Reviewed by Josef Woodard
Letters from Iwo Jima may be the season’s prime example of an old adage: Some of the greatest art sneaks in through the side door. Clint Eastwood was going about his business as a bonafide Great American Director, making Flags of Our Fathers, a probing saga of the American GI side of the pivotal Iwo Jima battle. A late-breaking notion led him to make a companion film from the perspective of hapless Japanese soldiers consigned to suicide missions in the face of superior American military might.
Eastwood’s double-header project is a brave, unprecedented, and ultimately beautiful gesture, especially given the unexpectedly potent results. Flags was a fascinating twist on the war film genre; Letters is an even stronger, disarmingly powerful masterpiece. The most prominent theme is that war is not only definitively hellish, but that bellicosity is a multi-sided thing. Letters to and from home convey the same love and wishes, no matter what side a soldier is on.
Some of the film’s power lies in its fierce, unflinching focus and its location on the bleak hunk of rock where blood is spilled and the Japanese forces wither. It’s almost darkly minimalist in feel — often hunkered down in claustrophobic tunnels or in embattled open spaces — with occasional flashbacks to flesh out emotional back story.
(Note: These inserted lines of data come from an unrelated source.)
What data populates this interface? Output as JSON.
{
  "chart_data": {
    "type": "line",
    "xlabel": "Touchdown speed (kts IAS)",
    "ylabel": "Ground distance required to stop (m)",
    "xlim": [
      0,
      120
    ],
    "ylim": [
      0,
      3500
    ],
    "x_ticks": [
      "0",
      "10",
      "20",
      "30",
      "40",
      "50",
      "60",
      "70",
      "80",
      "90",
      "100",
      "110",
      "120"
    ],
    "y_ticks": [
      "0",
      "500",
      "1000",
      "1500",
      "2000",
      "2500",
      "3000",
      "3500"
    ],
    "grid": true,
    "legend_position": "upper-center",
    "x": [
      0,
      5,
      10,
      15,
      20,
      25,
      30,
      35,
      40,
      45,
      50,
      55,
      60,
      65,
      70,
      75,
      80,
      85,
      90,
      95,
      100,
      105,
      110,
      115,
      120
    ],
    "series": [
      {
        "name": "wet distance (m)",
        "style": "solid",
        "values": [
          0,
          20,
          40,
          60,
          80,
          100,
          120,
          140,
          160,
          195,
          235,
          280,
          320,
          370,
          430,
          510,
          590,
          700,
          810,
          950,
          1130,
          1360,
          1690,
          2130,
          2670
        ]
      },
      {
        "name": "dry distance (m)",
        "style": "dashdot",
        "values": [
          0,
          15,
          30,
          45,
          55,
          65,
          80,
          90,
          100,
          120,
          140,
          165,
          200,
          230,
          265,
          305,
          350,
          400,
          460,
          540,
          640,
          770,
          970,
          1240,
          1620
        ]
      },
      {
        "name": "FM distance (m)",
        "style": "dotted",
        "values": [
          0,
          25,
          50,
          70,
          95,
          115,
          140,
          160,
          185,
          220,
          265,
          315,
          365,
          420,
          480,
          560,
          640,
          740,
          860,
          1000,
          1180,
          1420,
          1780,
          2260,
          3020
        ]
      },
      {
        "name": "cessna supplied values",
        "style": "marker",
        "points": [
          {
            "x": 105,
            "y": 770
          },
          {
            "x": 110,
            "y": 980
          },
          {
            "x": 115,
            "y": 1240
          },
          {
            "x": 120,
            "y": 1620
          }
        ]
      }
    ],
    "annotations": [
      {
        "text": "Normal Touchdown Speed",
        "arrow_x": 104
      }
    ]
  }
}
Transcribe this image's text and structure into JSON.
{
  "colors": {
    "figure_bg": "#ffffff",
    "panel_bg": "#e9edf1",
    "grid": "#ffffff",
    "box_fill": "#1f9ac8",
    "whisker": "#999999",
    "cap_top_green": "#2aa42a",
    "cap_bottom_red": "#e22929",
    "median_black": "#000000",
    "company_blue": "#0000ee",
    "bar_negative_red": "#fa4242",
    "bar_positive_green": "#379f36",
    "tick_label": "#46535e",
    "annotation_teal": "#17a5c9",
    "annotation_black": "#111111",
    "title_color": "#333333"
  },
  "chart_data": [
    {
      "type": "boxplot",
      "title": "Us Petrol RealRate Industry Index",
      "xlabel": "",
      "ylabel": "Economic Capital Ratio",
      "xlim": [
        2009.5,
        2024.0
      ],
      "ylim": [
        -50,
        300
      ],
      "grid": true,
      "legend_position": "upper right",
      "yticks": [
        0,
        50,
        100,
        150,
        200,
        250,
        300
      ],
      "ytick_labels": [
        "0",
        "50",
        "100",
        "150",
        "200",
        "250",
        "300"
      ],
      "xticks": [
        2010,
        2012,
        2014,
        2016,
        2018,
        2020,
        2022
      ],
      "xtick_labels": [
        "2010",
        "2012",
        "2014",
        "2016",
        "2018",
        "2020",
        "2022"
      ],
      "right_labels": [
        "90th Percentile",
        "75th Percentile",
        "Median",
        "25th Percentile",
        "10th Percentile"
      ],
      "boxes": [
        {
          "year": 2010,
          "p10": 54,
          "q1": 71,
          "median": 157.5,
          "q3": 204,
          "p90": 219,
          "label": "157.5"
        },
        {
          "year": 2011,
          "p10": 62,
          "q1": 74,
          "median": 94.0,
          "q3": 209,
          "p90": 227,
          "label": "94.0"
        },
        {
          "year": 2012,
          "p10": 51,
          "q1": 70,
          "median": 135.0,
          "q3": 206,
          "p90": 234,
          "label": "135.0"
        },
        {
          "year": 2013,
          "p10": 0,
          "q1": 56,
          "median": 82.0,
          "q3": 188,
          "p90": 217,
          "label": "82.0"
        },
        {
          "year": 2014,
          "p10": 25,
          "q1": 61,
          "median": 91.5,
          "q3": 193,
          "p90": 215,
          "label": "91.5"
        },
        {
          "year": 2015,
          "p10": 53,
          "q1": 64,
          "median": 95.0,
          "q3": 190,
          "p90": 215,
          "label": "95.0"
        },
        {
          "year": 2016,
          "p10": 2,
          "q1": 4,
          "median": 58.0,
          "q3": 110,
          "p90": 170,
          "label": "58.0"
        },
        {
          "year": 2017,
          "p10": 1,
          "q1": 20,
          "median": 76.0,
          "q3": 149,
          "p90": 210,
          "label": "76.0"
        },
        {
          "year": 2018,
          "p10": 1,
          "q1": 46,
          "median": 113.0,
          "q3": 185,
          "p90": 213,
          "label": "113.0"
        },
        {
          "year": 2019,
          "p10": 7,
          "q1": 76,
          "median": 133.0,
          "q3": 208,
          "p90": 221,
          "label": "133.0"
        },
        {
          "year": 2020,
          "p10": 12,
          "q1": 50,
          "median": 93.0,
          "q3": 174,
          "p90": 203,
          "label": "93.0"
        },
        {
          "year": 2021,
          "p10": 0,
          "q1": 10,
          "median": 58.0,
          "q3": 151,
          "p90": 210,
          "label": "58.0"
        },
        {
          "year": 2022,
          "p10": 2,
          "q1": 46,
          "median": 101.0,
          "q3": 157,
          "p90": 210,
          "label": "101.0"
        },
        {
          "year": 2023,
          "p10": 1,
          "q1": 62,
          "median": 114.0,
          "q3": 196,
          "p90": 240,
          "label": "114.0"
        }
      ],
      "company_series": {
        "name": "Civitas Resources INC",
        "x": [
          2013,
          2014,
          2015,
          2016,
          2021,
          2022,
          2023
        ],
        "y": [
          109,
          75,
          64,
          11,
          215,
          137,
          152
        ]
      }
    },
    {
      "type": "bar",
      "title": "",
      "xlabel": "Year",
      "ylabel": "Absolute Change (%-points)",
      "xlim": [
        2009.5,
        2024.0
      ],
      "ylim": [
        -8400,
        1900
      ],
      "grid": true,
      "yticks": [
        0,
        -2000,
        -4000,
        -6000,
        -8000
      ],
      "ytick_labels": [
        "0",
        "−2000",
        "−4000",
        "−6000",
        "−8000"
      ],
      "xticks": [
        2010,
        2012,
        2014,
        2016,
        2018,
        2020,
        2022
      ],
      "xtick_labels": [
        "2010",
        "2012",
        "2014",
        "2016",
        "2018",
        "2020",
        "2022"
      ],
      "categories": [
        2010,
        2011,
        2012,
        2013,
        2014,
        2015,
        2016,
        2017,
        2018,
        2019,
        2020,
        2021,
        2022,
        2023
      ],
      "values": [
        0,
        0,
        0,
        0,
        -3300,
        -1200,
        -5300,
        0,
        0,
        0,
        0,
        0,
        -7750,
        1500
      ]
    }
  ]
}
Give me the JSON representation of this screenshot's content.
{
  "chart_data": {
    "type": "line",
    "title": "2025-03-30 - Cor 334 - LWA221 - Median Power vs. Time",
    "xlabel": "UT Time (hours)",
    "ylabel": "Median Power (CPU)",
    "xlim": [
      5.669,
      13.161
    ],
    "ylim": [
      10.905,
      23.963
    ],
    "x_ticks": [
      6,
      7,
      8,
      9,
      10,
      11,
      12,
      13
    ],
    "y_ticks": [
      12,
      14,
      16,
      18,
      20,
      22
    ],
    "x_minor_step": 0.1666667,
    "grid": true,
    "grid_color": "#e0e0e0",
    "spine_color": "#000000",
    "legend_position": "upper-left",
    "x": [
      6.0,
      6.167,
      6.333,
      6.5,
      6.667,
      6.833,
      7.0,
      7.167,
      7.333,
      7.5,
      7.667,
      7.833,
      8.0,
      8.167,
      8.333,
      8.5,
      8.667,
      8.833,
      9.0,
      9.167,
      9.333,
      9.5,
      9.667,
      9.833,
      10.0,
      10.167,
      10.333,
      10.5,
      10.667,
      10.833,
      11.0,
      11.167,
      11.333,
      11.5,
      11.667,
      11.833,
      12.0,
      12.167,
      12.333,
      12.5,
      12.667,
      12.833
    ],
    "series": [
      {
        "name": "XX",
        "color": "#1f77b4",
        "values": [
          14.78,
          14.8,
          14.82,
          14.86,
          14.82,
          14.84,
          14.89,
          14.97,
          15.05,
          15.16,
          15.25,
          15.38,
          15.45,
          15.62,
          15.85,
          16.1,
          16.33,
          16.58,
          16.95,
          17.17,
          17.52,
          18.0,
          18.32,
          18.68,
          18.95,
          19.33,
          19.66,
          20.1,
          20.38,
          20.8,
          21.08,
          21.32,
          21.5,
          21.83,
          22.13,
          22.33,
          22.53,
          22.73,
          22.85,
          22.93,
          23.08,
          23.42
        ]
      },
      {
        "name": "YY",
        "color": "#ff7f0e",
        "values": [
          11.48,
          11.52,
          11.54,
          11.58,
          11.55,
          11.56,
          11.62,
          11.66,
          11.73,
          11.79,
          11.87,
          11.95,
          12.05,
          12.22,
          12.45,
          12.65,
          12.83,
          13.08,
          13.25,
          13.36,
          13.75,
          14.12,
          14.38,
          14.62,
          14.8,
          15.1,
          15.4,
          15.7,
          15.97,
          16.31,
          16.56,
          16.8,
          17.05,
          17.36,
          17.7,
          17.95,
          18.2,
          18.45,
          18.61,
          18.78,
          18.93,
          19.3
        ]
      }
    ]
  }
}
Tellingly, the film stock looks washed out, halfway between black and white and color, with red bursts of blood, fire, and the rising sun on the Japanese flag. We’re drawn into the empathetic side of the story through a commander (Ken Watanabe), a wise former Olympic horse jumper (Tsuyoshi Ihara), and a young baker-turned-soldier (Kazunari Ninomiya) who questions his role and resists the Japanese code of death with honor, even if that means a hand grenade to the belly.
Noble and artistically sturdy qualities grace Eastwood’s remarkable film, comparable to the legacy of Great War films such as All Quiet on the Western Front and Sam Fuller’s A-grade B-movies from the front. By the end, its messages, relevant today more than ever, ring true: War is patently evil and absurd, and humanity is far more connected than it realizes.